Inconformado com a decisão o Recorrente apresentou as suas alegações, onde formulou as seguintes conclusões: “1) O Tribunal a quo, na douta sentença proferida, ao julgar improcedente o requerimento inicial, negou asilo e proteção subsidiária à Recorrente; 2) A douta sentença não fez análise pormenorizada da atuação política do Recorrente que ensejou a perseguição e consequentemente o pedido de asilo: 3) A douta sentença foi proferida sem a análise pormenorizada do pedido de proteção subsidiária; 4) O Recorrente corre perigo o risco de ser preso injustamente por defender ideias contrárias ao governo e ainda risco à integridade física e à sua vida no caso de retorno ao RDC; Termos em que deve ser concedido provimento ao presente recurso, com as legais consequências, fazendo-se assim JUSTIÇA!” O MAI nas contra-alegações formulou as seguintes conclusões: “8º - Subsidiariamente, e com os fundamentos supra expostos, deve improceder o pedido de condenação do SEF de admissão do pedido de proteção internacional.

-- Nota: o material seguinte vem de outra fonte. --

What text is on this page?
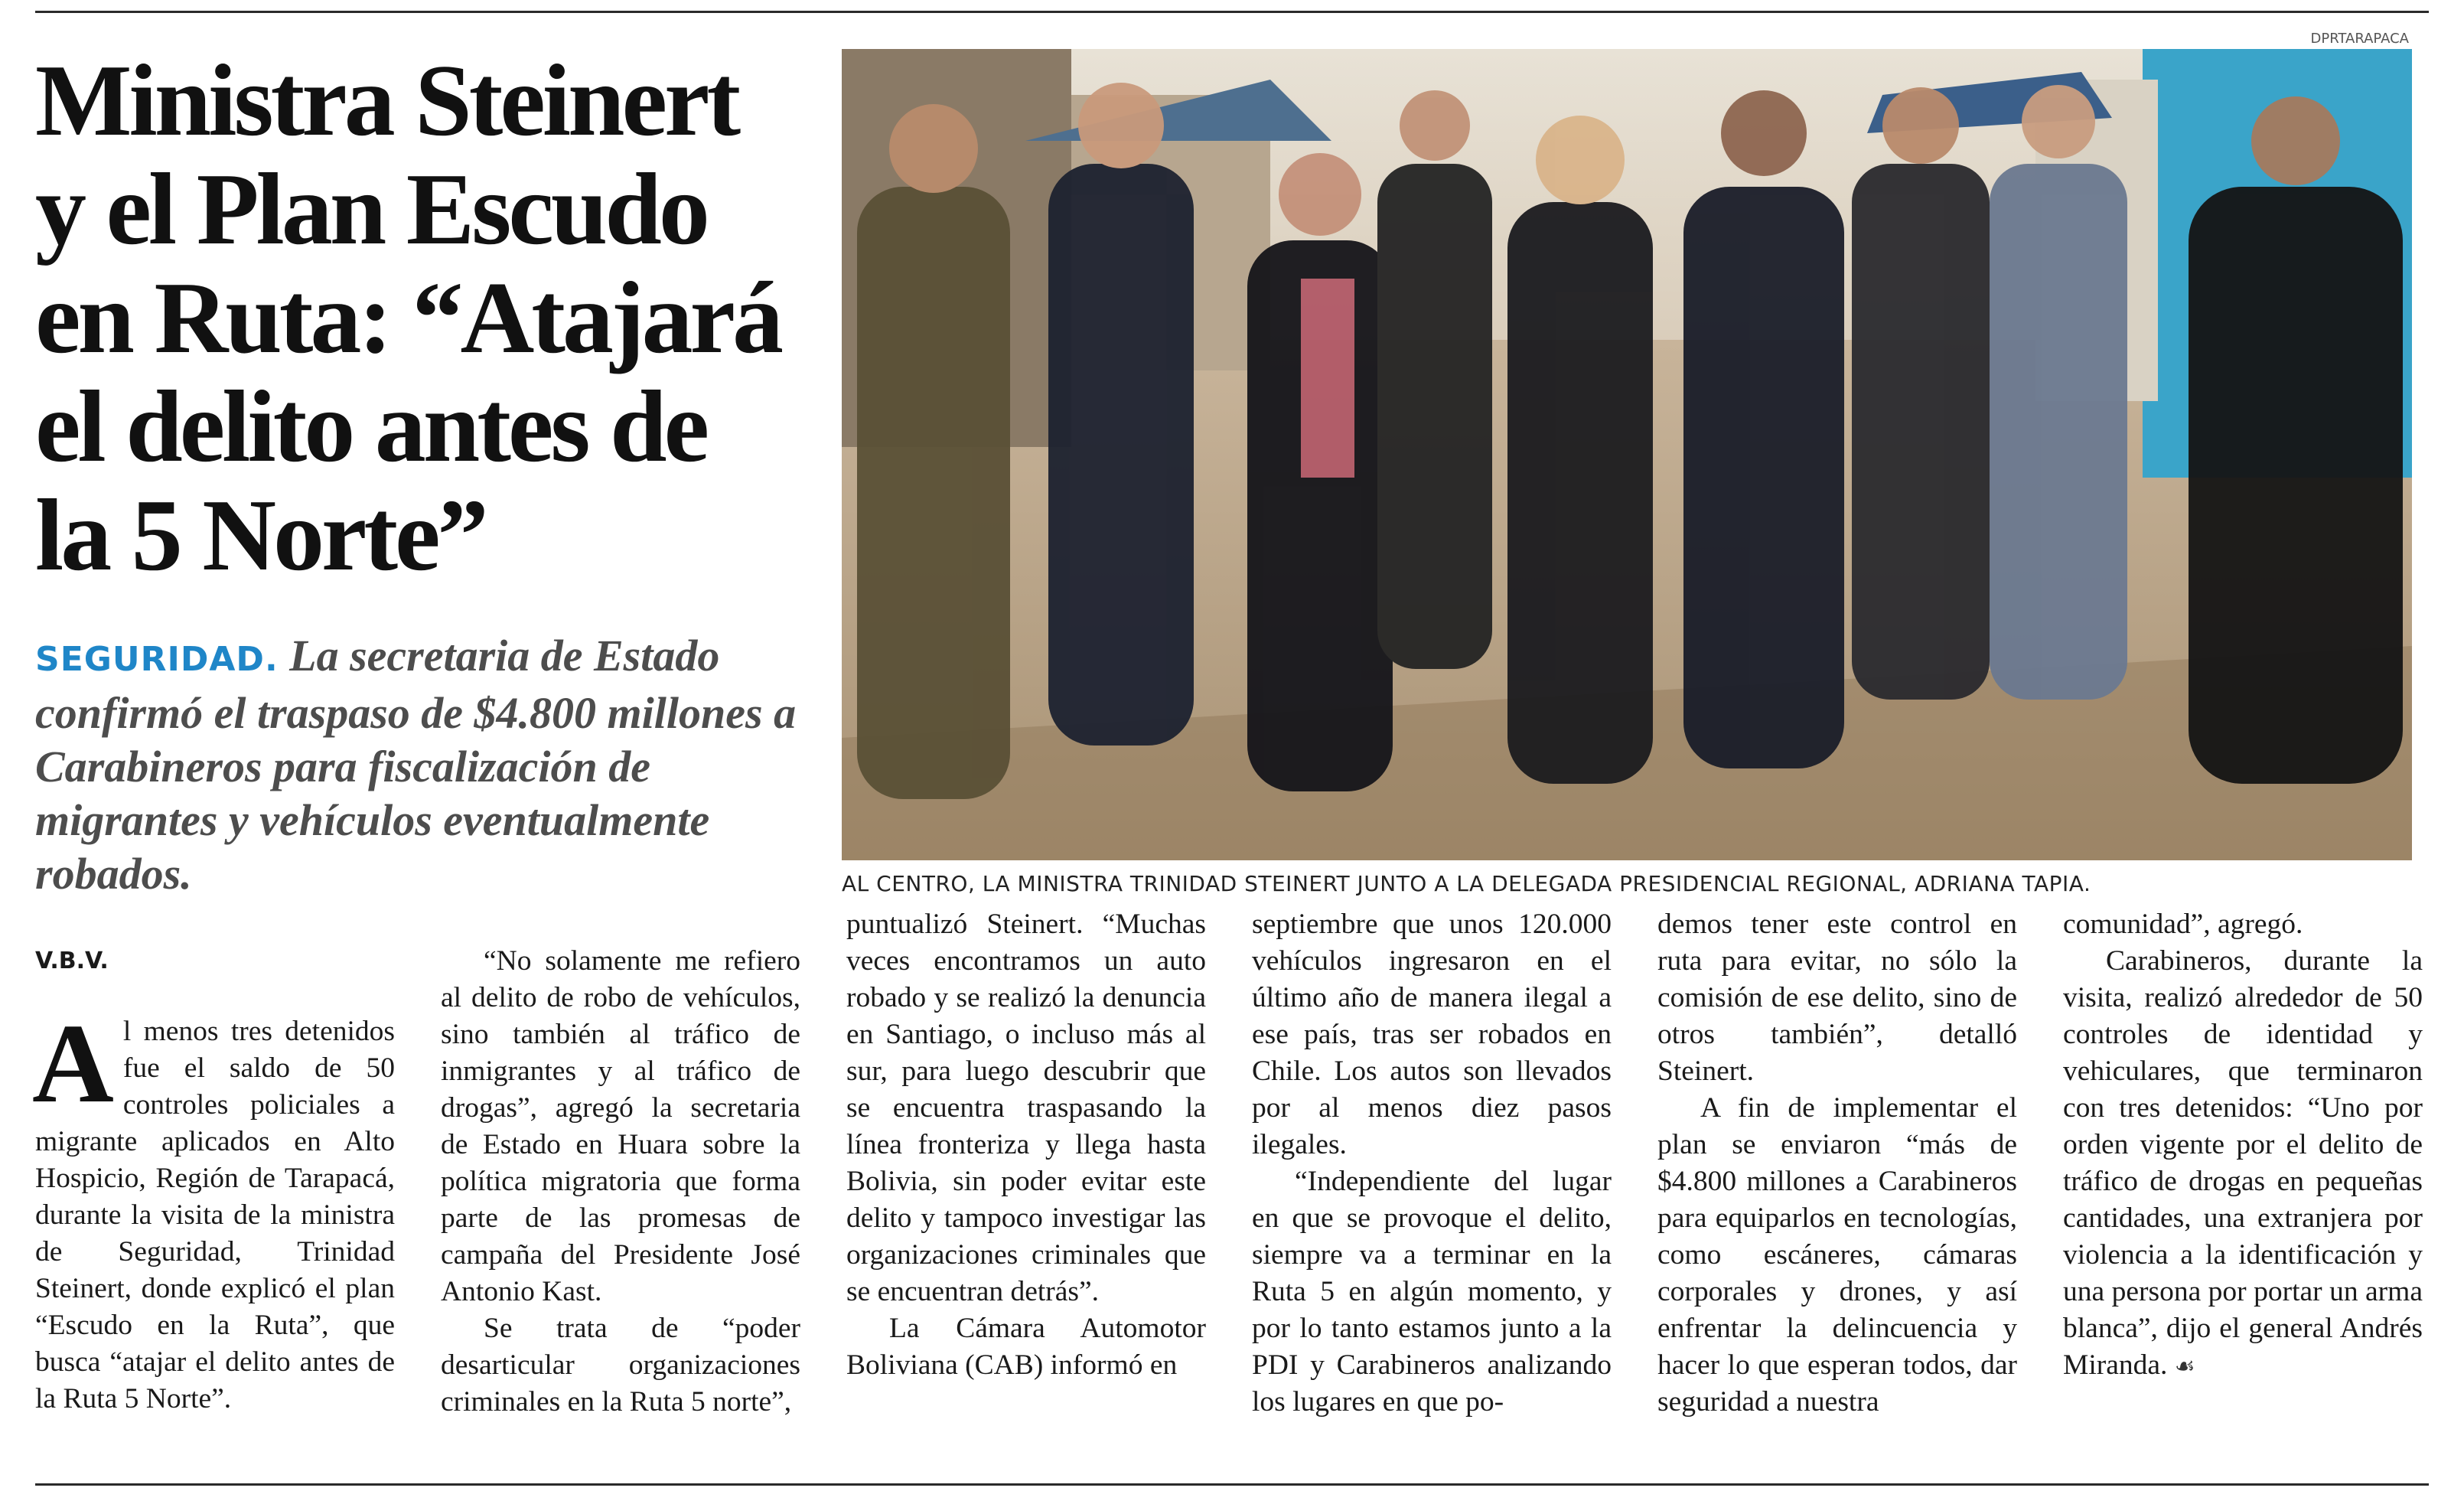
Ministra Steinert y el Plan Escudo en Ruta: “Atajará el delito antes de la 5 Norte”

SEGURIDAD. La secretaria de Estado confirmó el traspaso de $4.800 millones a Carabineros para fiscalización de migrantes y vehículos eventualmente robados.

DPRTARAPACA
AL CENTRO, LA MINISTRA TRINIDAD STEINERT JUNTO A LA DELEGADA PRESIDENCIAL REGIONAL, ADRIANA TAPIA.

V.B.V.

Al menos tres detenidos fue el saldo de 50 controles policiales a migrante aplicados en Alto Hospicio, Región de Tarapacá, durante la visita de la ministra de Seguridad, Trinidad Steinert, donde explicó el plan “Escudo en la Ruta”, que busca “atajar el delito antes de la Ruta 5 Norte”.

“No solamente me refiero al delito de robo de vehículos, sino también al tráfico de inmigrantes y al tráfico de drogas”, agregó la secretaria de Estado en Huara sobre la política migratoria que forma parte de las promesas de campaña del Presidente José Antonio Kast.

Se trata de “poder desarticular organizaciones criminales en la Ruta 5 norte”,

puntualizó Steinert. “Muchas veces encontramos un auto robado y se realizó la denuncia en Santiago, o incluso más al sur, para luego descubrir que se encuentra traspasando la línea fronteriza y llega hasta Bolivia, sin poder evitar este delito y tampoco investigar las organizaciones criminales que se encuentran detrás”.

La Cámara Automotor Boliviana (CAB) informó en

septiembre que unos 120.000 vehículos ingresaron en el último año de manera ilegal a ese país, tras ser robados en Chile. Los autos son llevados por al menos diez pasos ilegales.

“Independiente del lugar en que se provoque el delito, siempre va a terminar en la Ruta 5 en algún momento, y por lo tanto estamos junto a la PDI y Carabineros analizando los lugares en que po-

demos tener este control en ruta para evitar, no sólo la comisión de ese delito, sino de otros también”, detalló Steinert.

A fin de implementar el plan se enviaron “más de $4.800 millones a Carabineros para equiparlos en tecnologías, como escáneres, cámaras corporales y drones, y así enfrentar la delincuencia y hacer lo que esperan todos, dar seguridad a nuestra

comunidad”, agregó.

Carabineros, durante la visita, realizó alrededor de 50 controles de identidad y vehiculares, que terminaron con tres detenidos: “Uno por orden vigente por el delito de tráfico de drogas en pequeñas cantidades, una extranjera por violencia a la identificación y una persona por portar un arma blanca”, dijo el general Andrés Miranda. ☙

  1. O ato administrativo cuja nulidade é requerida encontra-se legalmente enquadrado face ao disposto na Lei n.º 27/2008 de 30/6.

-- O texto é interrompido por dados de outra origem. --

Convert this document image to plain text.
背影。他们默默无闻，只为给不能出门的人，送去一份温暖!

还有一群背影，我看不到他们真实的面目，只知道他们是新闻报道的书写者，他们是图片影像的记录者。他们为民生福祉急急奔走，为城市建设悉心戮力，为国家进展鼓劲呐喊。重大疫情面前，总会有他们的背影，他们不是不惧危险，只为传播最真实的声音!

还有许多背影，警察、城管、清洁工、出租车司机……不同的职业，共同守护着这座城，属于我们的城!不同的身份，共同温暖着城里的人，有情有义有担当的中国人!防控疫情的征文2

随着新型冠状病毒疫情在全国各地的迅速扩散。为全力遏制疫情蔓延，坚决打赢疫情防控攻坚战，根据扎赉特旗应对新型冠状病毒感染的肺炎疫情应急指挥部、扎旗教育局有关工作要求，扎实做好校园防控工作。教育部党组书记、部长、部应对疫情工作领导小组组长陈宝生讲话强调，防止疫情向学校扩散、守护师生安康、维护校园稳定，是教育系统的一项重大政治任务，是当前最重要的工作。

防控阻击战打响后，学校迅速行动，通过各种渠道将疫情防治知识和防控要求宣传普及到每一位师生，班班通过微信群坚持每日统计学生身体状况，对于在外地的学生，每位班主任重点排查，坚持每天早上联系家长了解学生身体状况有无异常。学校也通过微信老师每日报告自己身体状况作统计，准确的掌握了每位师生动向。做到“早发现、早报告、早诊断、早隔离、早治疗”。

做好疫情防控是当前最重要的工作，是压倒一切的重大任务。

  2. O conteúdo específico do interesse público em causa encontra completa e legítima identificação no procedimento prosseguido, que respeitou todas as garantias da Recorrente.

  3. Em suma, o recurso deve ser considerado improcedente, uma vez que a sentença impugnada foi proferida nos termos e respeito dos princípios e normas aplicáveis.” Foram os autos ao Digno Magistrado do Ministério Público, nos termos e para os efeitos do n.º 1 do artigo 146.º do CPTA, que se pronunciou no sentido da improcedência do recurso.

Sem vistos, atenta a natureza urgente do processo, vem o processo submetido à conferência desta Secção do Contencioso Administrativo para decisão.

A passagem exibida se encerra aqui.